La Patagonie c’est également et surtout le dernier refuge pour de nombreuses espèces animales :

  • Le condor, roi des Andes, qui plane comme un éclaireur au-dessus des pics de la cordillère et scrutant les grands espaces. Il est l’oiseau le plus grand du monde.
  • Les baleines, qui à elles seules, sont le symbole de la vie animale ; les baleines à bosse dans les eaux du détroit de Magellan, de la terre de Feu, de l’Antarctique ; les baleines franches australes que l’on peut observer si facilement sur les côtes de la Péninsule Valdes ; les baleines bleues, qui se plaisent dans les eaux du Pacifique au Sud de l’Île de Chiloé.
  • Tout en haut de la chaîne alimentaire, les orques, que l’on peut apercevoir en chasse des proies désorientées.
  • Et enfin, le Puma, félin furtif et solitaire, qui est si difficile à observer.
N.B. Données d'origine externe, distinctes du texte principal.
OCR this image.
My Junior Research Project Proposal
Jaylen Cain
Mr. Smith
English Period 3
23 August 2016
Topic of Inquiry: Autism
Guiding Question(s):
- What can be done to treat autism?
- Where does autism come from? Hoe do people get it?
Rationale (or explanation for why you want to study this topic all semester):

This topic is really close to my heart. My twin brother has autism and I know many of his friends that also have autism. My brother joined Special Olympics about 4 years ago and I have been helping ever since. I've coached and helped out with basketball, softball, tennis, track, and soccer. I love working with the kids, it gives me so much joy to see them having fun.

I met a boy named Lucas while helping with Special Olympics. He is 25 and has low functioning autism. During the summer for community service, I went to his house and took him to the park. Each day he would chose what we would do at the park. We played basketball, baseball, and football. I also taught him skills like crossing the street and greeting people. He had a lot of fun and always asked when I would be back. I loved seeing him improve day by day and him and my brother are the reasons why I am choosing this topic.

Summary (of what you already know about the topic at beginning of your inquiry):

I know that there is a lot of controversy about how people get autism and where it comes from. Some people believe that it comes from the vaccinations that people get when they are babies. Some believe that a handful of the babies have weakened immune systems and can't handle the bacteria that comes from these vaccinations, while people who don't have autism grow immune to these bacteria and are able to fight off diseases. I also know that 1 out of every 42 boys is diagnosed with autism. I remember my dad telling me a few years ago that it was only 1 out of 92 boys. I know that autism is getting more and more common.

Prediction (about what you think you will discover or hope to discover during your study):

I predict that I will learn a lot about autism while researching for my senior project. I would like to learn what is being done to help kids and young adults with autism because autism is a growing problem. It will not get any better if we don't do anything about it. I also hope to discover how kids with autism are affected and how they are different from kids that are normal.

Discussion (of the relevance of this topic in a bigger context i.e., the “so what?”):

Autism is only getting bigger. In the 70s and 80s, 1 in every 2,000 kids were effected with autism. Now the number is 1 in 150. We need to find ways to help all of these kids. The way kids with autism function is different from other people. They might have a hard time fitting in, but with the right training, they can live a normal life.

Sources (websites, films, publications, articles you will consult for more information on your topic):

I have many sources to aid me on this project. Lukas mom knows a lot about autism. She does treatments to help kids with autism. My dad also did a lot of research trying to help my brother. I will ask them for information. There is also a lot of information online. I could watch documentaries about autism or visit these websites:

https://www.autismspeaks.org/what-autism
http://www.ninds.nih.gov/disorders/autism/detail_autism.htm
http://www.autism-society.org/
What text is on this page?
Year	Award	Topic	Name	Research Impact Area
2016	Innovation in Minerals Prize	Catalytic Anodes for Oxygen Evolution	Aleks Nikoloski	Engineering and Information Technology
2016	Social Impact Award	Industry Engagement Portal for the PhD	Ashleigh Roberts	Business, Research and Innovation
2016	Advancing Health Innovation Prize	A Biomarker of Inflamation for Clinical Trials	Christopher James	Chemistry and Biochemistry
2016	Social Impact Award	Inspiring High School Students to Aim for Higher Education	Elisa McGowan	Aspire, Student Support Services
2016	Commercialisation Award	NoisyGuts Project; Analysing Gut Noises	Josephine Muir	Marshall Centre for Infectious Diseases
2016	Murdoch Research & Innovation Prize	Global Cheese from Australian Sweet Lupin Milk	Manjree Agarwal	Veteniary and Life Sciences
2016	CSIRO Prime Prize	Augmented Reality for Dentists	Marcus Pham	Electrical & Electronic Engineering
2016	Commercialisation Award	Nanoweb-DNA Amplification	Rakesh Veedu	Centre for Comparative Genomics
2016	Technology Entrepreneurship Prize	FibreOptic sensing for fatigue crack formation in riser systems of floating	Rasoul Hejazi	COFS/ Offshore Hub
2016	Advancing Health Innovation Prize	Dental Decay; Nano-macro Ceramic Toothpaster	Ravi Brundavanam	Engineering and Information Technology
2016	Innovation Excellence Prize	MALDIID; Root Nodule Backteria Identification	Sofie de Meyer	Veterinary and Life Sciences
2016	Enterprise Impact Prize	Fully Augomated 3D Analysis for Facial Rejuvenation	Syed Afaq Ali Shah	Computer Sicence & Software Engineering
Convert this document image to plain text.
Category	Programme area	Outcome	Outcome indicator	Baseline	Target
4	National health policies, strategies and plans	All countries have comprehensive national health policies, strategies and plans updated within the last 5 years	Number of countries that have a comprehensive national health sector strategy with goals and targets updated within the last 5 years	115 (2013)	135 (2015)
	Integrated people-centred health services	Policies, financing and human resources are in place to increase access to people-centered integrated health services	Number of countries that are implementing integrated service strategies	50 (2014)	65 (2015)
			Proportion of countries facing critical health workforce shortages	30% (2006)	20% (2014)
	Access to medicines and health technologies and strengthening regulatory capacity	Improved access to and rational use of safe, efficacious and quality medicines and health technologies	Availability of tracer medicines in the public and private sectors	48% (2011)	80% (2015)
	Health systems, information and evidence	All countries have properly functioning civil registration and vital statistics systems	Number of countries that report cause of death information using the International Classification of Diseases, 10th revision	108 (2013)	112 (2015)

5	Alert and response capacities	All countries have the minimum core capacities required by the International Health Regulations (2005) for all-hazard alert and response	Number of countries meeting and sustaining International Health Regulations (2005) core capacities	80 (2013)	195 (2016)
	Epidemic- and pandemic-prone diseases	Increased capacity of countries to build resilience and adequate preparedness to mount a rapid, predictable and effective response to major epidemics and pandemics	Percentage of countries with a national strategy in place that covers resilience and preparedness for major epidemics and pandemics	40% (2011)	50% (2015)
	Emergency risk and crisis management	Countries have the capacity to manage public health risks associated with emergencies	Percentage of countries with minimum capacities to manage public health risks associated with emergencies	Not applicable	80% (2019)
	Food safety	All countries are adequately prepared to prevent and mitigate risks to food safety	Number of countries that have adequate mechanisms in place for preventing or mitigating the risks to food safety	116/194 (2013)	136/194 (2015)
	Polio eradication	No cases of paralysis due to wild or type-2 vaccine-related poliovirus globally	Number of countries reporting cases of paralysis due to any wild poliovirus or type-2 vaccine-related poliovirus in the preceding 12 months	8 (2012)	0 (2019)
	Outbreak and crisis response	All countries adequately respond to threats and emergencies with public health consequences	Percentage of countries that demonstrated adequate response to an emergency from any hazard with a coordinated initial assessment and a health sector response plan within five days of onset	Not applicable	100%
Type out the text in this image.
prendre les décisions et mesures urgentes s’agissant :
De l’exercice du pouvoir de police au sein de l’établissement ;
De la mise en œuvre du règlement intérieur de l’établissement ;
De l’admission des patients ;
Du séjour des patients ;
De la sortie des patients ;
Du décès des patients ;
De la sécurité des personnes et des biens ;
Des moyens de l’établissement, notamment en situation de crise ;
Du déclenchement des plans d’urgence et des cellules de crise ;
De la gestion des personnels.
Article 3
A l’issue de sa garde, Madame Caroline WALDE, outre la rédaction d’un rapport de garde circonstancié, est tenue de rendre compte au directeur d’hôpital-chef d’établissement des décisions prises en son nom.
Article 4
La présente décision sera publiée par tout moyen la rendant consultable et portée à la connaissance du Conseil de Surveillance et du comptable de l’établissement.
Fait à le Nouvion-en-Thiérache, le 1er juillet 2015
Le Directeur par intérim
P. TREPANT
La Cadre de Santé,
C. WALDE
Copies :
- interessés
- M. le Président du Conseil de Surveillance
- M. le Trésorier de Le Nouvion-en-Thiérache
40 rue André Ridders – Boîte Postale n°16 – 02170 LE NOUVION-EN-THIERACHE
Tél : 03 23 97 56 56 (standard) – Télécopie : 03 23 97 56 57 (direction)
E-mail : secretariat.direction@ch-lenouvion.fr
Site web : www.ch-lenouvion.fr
Mais la Patagonie fut de tous temps le refuge pour des bandits de grands chemins, des parias en tout genre, des hauts responsables nazis, des politiques corrompus, mais aussi pour des rêveurs illuminés comme Antoine de Tounens, des millions d’immigrés Européens, des gauchos esseulés, des écrivains, des explorateurs, une multitude d’inconnus en manque d’authenticité et fuyant le conformisme, et j’en passe…

La Patagonie, le dernier refuge

L’écrivain chilien Francisco Coloane écrivait : « Tout, ici, semble mort, on dirait la naissance ou la limite d’une planète inconnue ».

J’ai la chance de vivre ici, en Patagonie, mon ultime refuge, en contact permanent avec Dame Nature, au milieu des éléments, en harmonie avec les sens… Tel un homme sauvage dans la nuit des temps.